Veteran cookbook writers Weinstein and Scarbrough think so. They consider grains to be “the gourmet ingredient hidden in plain sight” and set out to “make them the focus of the meal, not an afterthought with a pat of butter” on the side. They set out to “ explore — and yes — play around with whole grains as the very ballast of a dish, the way that chicken breasts might be in a sauté skillet. In all that follows, a whole grain is the heart of a recipe’s flavors, the fulcrum on which the others balance.”
A promising kick-off indeed. The book begins with a comprehensive primer on grains: The health benefits, the various cooking methods, when to pre-soak and when you can skip straight to cooking: Yes to triticale, sorghum and rye berries; no to teff, rice or Job’s Tears; sometimes for bulgur, depending on the type. The recipes are set up in three sections: Early (breakfast things), Cold (salads and such that could be made ahead), and Warm (hot meals and entrees.)
I started with breakfast, which is a natural starting point for whole grains — both in terms of resolutions to begin each day in a more healthy (but still delicious) way, and because grains are already a part of so many breakfast foods. But I must confess, it was a bumpy beginning. The make-ahead multigrain muesli with old-fashioned oats, wheat flakes, barley flakes, soybean flakes and dried fruits came together with ease, and I appreciated the serving options: the basic yogurt and cereal, refrigerated overnight “I remember my Swiss grandmother way”, the “I’m freezing this morning way” warmed through with milk and the “I overslept way” which simply splashes cold milk or yogurt on the muesli. It was good, but in a “aren’t I being good way” rather than an “oh my this is delicious” way. The Way-More-Than-Just-Oats-Granola evoked a similar response in me — well-written recipe, great end result, but nothing revelatory. The quinoa cashew muffins were a moist and fairly tasty reminder of my ever so earnest vegetarian college years. And the oat and amaranth pancakes were really lovely to cook, and left us filled for far longer than a traditional carb-laden pancake but it took a very nearly inappropriate amount of maple syrup to make me forget that I was being virtuous. Wheat berry salad with zucchini, almonds and boiled lemons was interesting texturally but not something I would crave or rush to make again. Maybe this was just the way it needed to be.
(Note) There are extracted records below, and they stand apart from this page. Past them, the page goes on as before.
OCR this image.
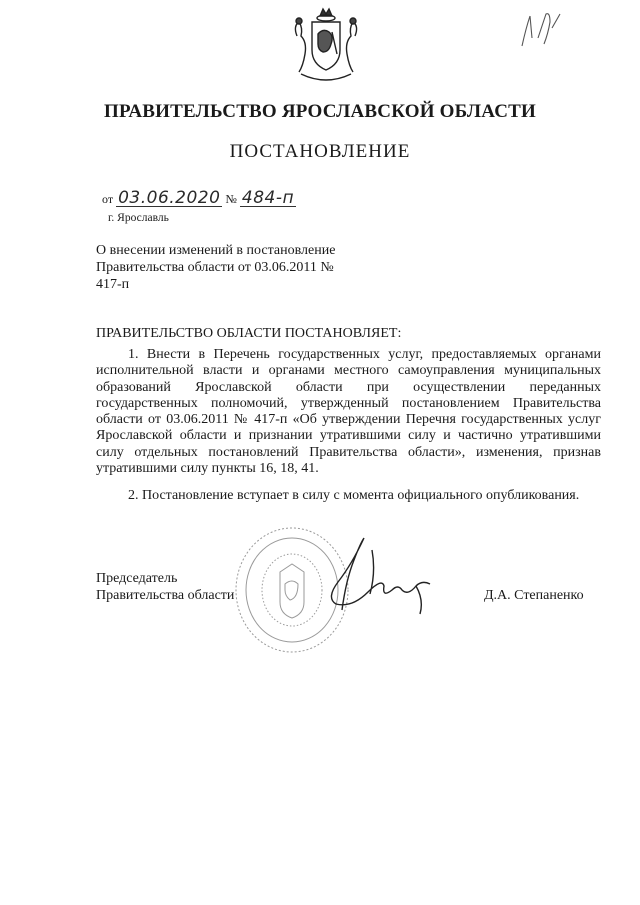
ПРАВИТЕЛЬСТВО ЯРОСЛАВСКОЙ ОБЛАСТИ
ПОСТАНОВЛЕНИЕ
от 03.06.2020 № 484-п
г. Ярославль
О внесении изменений в постановление Правительства области от 03.06.2011 № 417-п
ПРАВИТЕЛЬСТВО ОБЛАСТИ ПОСТАНОВЛЯЕТ:
1. Внести в Перечень государственных услуг, предоставляемых органами исполнительной власти и органами местного самоуправления муниципальных образований Ярославской области при осуществлении переданных государственных полномочий, утвержденный постановлением Правительства области от 03.06.2011 № 417-п «Об утверждении Перечня государственных услуг Ярославской области и признании утратившими силу и частично утратившими силу отдельных постановлений Правительства области», изменения, признав утратившими силу пункты 16, 18, 41.
2. Постановление вступает в силу с момента официального опубликования.
Председатель
Правительства области	Д.А. Степаненко
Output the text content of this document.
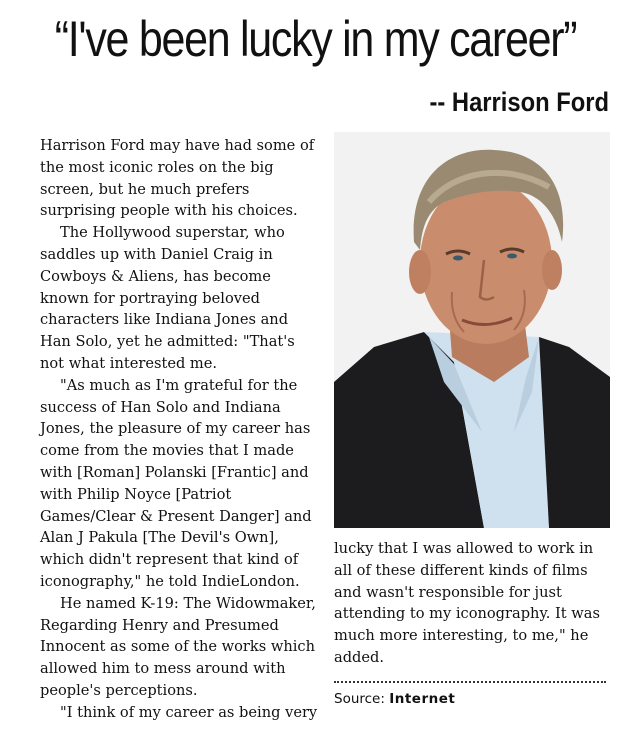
“I've been lucky in my career”
-- Harrison Ford

Harrison Ford may have had some of the most iconic roles on the big screen, but he much prefers surprising people with his choices.

The Hollywood superstar, who saddles up with Daniel Craig in Cowboys & Aliens, has become known for portraying beloved characters like Indiana Jones and Han Solo, yet he admitted: "That's not what interested me.

"As much as I'm grateful for the success of Han Solo and Indiana Jones, the pleasure of my career has come from the movies that I made with [Roman] Polanski [Frantic] and with Philip Noyce [Patriot Games/Clear & Present Danger] and Alan J Pakula [The Devil's Own], which didn't represent that kind of iconography," he told IndieLondon.

He named K-19: The Widowmaker, Regarding Henry and Presumed Innocent as some of the works which allowed him to mess around with people's perceptions.

"I think of my career as being very

lucky that I was allowed to work in all of these different kinds of films and wasn't responsible for just attending to my iconography. It was much more interesting, to me," he added.

Source: Internet
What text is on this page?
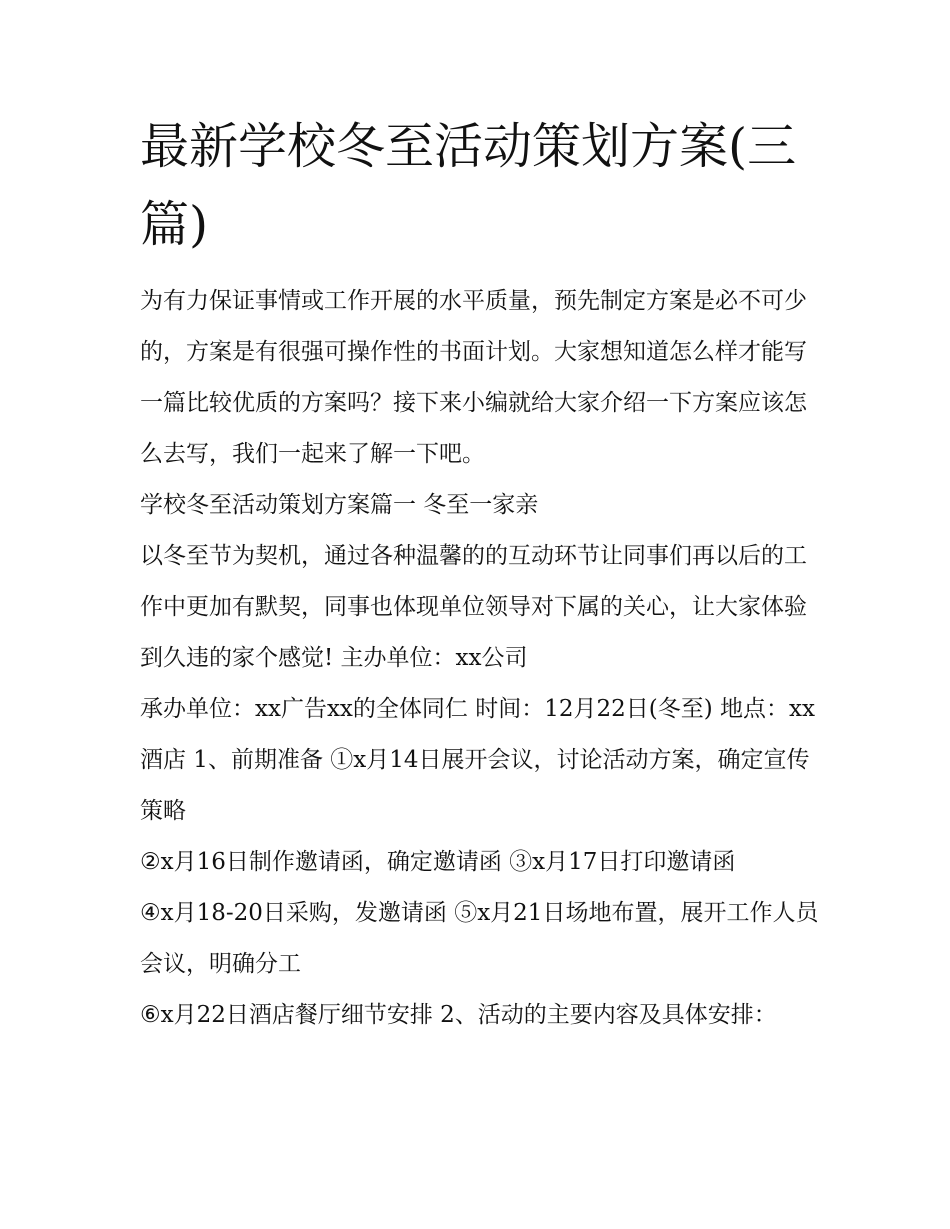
最新学校冬至活动策划方案(三篇)

为有力保证事情或工作开展的水平质量，预先制定方案是必不可少的，方案是有很强可操作性的书面计划。大家想知道怎么样才能写一篇比较优质的方案吗？接下来小编就给大家介绍一下方案应该怎么去写，我们一起来了解一下吧。

学校冬至活动策划方案篇一 冬至一家亲

以冬至节为契机，通过各种温馨的的互动环节让同事们再以后的工作中更加有默契，同事也体现单位领导对下属的关心，让大家体验到久违的家个感觉! 主办单位：xx公司

承办单位：xx广告xx的全体同仁 时间：12月22日(冬至) 地点：xx酒店 1、前期准备 ①x月14日展开会议，讨论活动方案，确定宣传策略

②x月16日制作邀请函，确定邀请函 ③x月17日打印邀请函

④x月18-20日采购，发邀请函 ⑤x月21日场地布置，展开工作人员会议，明确分工

⑥x月22日酒店餐厅细节安排 2、活动的主要内容及具体安排：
Things that are good for you might just not taste as good as things that are not.
Things picked up with the Syrian silah — a wheat berry, fennel, pistachio and pomegranate breakfast blend that is traditionally served to celebrate a baby’s first teething — which was bright, fragrant and delicious both warm and cold. Spanish-inspired black barley salad with chickpeas, dates and toasted almonds was a bite of Barcelona. Roasted corn soup with onion confit was rich and indulgent, and the celery root and sorghum gratin felt downright indulgent. Millet and spinach casserole was a confident stand-in for spanakopita and farro with nectarines, basil, and pine nuts was an intriguing balance of sweet, salty, fresh and nutty and inspired a summer’s worth of (successful) experimentation with different combinations of fruits, nuts, grains and cheeses. And the wild rice, chicken and chorizo casserole has been in constant rotation in my kitchen since I first tested it.
Converting the carb loving masses to the goodness of grains is no small endeavor. But with flavorful ingredients and sometimes inspirational combinations,
Grain Mains: 101 Surprising and Satisfying Whole Grain Recipes for Every Meal of the Day leads the way.